Cumberland Hackin, Cumbria
Only those interested in historic foods are likely to eat Hackin these days, which is perhaps understandable, though it is a fascinating dish in itself, and ideal for American guests who seem to imagine we live solely on outlandish mixtures. Add to this the likelihood that it is the direct ancestor of the Christmas pudding, and it is a thing worth knowing, even trying if you have a sense of culinary adventure.
The word Hackin has the same origin as Haggis - they are derived from the French word hache, meaning chopped. Haggis was indeed far from a Scottish monopoly until relatively recent times, and sweet versions were to be found alongside the well-known savoury ones. As Cumbria is Scotland's near neighbour it is not surprising they shared certain gustatory pleasures.
A hack pudding was, and for special occasions still is, made from a mixture of oatmeal (cheap, plentiful and used for about half the weight of the filling), minced lamb or sometimes beef, currants, plenty of suet to fill hungry stomachs, apples chopped small, and flavourings of coarse sugar, nutmeg, pepper, mace and maybe others if they were to hand.
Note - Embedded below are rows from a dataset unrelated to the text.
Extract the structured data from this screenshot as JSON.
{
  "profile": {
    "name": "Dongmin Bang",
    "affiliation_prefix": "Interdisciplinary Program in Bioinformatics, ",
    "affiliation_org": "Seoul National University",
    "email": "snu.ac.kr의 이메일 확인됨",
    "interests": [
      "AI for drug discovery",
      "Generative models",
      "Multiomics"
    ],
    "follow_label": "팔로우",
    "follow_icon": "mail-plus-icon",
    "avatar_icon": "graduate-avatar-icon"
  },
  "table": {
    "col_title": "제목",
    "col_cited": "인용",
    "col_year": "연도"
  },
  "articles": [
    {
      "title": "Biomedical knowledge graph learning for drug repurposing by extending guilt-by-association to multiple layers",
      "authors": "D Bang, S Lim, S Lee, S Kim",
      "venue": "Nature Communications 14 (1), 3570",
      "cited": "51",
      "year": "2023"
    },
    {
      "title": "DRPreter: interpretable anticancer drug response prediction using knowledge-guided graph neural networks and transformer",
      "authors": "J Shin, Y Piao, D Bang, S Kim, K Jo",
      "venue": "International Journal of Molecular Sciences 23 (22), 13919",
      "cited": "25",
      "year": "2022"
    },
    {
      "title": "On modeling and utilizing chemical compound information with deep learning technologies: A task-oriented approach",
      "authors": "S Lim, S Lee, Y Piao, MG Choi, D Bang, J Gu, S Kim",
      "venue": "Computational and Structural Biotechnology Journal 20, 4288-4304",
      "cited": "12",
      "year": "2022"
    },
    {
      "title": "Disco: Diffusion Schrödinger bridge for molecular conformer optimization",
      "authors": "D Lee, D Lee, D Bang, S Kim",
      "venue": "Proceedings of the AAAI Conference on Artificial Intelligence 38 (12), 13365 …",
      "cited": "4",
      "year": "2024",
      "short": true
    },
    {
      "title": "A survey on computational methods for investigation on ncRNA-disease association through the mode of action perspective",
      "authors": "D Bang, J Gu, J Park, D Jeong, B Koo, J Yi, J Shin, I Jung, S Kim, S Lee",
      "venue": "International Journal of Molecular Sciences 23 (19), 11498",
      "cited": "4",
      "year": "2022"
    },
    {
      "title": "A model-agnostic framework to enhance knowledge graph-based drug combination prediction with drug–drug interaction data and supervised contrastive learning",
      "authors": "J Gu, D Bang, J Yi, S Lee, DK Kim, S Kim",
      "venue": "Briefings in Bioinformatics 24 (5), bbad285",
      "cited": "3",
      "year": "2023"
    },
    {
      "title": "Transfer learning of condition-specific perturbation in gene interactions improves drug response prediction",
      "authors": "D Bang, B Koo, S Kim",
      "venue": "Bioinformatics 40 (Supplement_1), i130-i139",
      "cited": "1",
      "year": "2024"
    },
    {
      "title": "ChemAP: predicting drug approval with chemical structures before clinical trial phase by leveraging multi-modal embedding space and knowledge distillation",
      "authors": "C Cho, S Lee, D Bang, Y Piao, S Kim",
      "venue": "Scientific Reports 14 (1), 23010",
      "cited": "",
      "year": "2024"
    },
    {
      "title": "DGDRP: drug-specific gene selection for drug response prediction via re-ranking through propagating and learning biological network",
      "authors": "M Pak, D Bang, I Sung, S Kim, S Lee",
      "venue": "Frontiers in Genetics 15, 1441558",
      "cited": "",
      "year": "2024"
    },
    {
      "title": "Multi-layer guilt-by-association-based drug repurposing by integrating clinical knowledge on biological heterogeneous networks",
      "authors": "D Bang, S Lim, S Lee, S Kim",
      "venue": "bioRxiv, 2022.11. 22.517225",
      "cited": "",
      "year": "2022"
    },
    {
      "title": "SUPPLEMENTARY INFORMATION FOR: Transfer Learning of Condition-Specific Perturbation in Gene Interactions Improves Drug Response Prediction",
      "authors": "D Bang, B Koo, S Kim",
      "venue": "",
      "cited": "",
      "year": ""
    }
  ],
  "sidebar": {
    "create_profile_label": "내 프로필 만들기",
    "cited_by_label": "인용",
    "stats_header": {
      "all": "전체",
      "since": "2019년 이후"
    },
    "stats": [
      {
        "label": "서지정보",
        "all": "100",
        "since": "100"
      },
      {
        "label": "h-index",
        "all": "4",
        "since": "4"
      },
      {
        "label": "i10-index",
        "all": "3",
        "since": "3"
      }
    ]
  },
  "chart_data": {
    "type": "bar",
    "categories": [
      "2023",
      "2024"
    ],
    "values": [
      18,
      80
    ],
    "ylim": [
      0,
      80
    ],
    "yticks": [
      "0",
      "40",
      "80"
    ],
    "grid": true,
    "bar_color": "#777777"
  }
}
This cornucopia is then all mixed and bound with beaten egg, stuffed in a calf's stomach, or for grand occasions a horse's, and boiled until done all the way through.
Legend has it that in some Cumberland towns if the cook or maid in charge of making it failed to have the dish on the kitchen table before first light on Christmas Day, she would be publicly if playfully humiliated by being paraded through the centre of the place, a male servant at each arm.
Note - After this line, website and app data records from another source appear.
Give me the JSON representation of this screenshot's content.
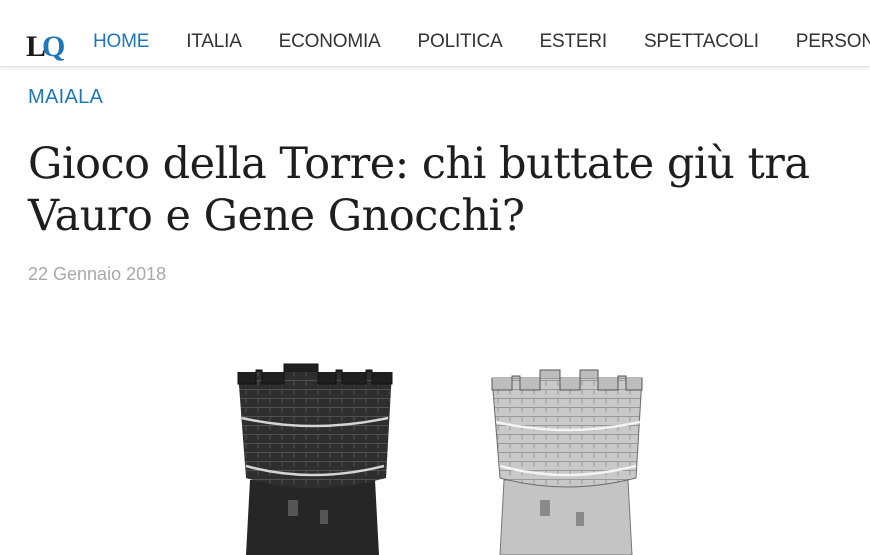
{
  "header": {
    "logo": {
      "part1": "L",
      "part2": "Q"
    },
    "nav": [
      "HOME",
      "ITALIA",
      "ECONOMIA",
      "POLITICA",
      "ESTERI",
      "SPETTACOLI",
      "PERSONAGGI"
    ],
    "active_index": 0
  },
  "article": {
    "category": "MAIALA",
    "title": "Gioco della Torre: chi buttate giù tra Vauro e Gene Gnocchi?",
    "date": "22 Gennaio 2018"
  },
  "image": {
    "towers": [
      "dark-tower",
      "light-tower"
    ]
  },
  "colors": {
    "accent": "#1f77b8",
    "text": "#1e1e1e",
    "muted": "#a9a9a9"
  }
}
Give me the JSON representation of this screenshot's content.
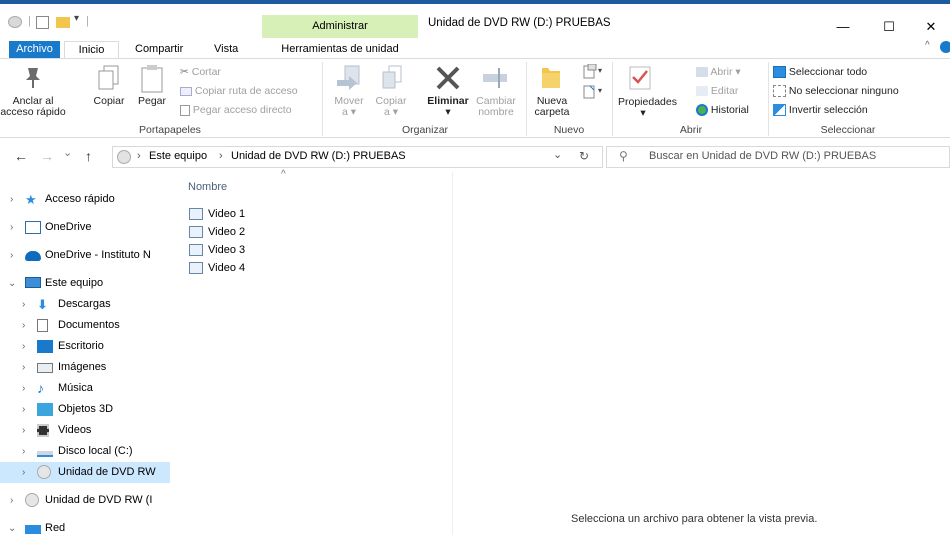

Some may back away in horror at the mixture, but those same people will probably enjoy French dishes like pork with prunes, or North African lamb with currants and spices, or Peking Duck with plum sauce.
At one time our puddings were the envy of Europe, and adventurous versions like the Hackin would have been thought delightful. We can be our own worst enemies, doing down our gastronomic heritage. Let's hope that roly-poly pudding and spotted dick aren't bound for the culinary limbo already occupied by the likes of Hackin.